Early in life, people told Sean Litvak he talked too much. Yet, even today, individuals sometimes marvel at all Sean has to say. Through these experiences, Sean has learned how to harness his tongue and has become far more moderated than when he was younger.
Sean discovered over the years the importance of self-talk and how running his mouth could lead to the racing of his mind and land him in self-sabotage while at the same time understanding the importance of how his words affect others. Individuals today are far more responsive and thoughtful about the words said to them, and because of the shift Sean has made in his communication, people easily get to know who he is, what he believes, and how he thinks.
This change in perspective has come through years of receiving feedback from others, sometimes encouraging and at other times discouraging or even harsh.

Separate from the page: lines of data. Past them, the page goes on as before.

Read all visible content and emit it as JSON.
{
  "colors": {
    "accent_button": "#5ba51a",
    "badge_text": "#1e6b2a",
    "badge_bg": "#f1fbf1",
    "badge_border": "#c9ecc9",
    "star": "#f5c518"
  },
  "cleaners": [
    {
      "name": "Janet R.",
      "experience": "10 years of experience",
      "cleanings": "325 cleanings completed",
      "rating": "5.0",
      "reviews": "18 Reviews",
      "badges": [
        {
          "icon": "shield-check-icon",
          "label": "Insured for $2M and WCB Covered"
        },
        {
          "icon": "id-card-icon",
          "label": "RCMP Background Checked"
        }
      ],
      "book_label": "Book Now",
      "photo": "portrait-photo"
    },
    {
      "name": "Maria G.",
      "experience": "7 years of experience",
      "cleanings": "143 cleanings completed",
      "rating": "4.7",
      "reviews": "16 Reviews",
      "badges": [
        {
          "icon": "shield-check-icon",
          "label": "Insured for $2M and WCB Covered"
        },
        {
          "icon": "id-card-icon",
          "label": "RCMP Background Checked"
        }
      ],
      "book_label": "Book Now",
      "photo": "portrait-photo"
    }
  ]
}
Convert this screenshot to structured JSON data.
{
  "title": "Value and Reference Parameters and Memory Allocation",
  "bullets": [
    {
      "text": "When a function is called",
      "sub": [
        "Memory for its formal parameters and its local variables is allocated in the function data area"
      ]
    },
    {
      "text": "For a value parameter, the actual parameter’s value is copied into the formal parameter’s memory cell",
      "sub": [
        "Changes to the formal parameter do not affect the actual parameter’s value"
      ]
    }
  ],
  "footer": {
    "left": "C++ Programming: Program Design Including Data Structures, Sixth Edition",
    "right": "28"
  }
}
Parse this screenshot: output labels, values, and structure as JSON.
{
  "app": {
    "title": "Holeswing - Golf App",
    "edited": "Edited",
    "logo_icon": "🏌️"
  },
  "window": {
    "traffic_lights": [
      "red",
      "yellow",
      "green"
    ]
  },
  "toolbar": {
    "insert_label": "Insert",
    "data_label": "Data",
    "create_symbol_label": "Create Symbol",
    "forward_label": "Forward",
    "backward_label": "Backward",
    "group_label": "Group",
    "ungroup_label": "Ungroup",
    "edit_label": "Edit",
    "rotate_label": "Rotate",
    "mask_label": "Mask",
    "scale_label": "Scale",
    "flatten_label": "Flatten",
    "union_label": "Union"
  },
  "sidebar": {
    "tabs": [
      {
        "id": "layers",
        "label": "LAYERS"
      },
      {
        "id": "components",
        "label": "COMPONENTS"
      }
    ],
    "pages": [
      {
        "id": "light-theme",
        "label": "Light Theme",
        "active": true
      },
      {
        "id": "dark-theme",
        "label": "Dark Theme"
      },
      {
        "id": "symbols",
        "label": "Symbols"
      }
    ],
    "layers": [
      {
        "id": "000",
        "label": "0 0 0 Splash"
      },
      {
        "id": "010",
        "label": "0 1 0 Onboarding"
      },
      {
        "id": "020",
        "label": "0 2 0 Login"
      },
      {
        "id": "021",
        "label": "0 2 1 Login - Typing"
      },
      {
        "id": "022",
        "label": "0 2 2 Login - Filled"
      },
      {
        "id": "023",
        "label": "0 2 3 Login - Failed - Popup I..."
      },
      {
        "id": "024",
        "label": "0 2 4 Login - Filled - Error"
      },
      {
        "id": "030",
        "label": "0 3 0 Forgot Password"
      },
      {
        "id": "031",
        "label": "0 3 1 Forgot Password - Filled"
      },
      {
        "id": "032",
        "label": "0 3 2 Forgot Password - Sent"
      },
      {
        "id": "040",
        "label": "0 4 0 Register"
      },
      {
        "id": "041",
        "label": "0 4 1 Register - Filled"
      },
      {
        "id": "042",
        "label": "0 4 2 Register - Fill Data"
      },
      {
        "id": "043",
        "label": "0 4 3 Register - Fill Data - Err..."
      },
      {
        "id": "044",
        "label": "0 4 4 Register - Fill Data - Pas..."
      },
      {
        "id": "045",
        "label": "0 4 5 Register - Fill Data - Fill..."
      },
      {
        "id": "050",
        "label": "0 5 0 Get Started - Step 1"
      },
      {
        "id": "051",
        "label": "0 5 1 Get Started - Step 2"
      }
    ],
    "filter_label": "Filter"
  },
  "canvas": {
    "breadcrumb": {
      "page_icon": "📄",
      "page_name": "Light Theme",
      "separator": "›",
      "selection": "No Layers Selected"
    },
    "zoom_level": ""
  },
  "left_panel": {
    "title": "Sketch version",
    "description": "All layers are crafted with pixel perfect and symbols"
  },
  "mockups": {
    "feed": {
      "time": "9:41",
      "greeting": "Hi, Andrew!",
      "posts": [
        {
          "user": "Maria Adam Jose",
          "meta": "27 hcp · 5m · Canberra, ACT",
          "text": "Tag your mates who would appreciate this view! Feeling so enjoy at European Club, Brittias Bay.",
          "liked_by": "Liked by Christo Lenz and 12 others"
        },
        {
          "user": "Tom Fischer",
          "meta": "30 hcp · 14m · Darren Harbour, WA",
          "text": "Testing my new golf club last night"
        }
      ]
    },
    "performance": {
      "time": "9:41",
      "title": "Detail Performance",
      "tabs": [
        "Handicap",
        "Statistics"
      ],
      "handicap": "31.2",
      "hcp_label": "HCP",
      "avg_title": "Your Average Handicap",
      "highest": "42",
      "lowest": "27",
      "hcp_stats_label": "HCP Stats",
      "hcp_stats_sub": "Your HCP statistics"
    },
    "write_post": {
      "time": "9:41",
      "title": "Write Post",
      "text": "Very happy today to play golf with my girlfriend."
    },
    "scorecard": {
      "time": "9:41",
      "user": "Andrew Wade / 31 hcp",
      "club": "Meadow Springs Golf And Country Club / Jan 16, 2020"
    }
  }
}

Often, Sean heard that he had too grand of expectations for himself and others. However, it was through these interactions that Sean learned his expectations were only for himself, not others, and the expectations others had for themselves were not his to improve upon unless asked to assist with a plan.
As a natural talker that can easily mix in networking and social settings, Sean had to learn the importance of listening to others and not just engaging them in conversation. When you read anything Sean has authored or heard him speak, you have most likely heard him talk about how “God made us with two ears and one mouth for a reason. Listen more than you speak!”
His understanding the value of listening has created an atmosphere that motivates others to group engagement and produced enjoyment on teams where Sean either leads or is an active participant following other leaders.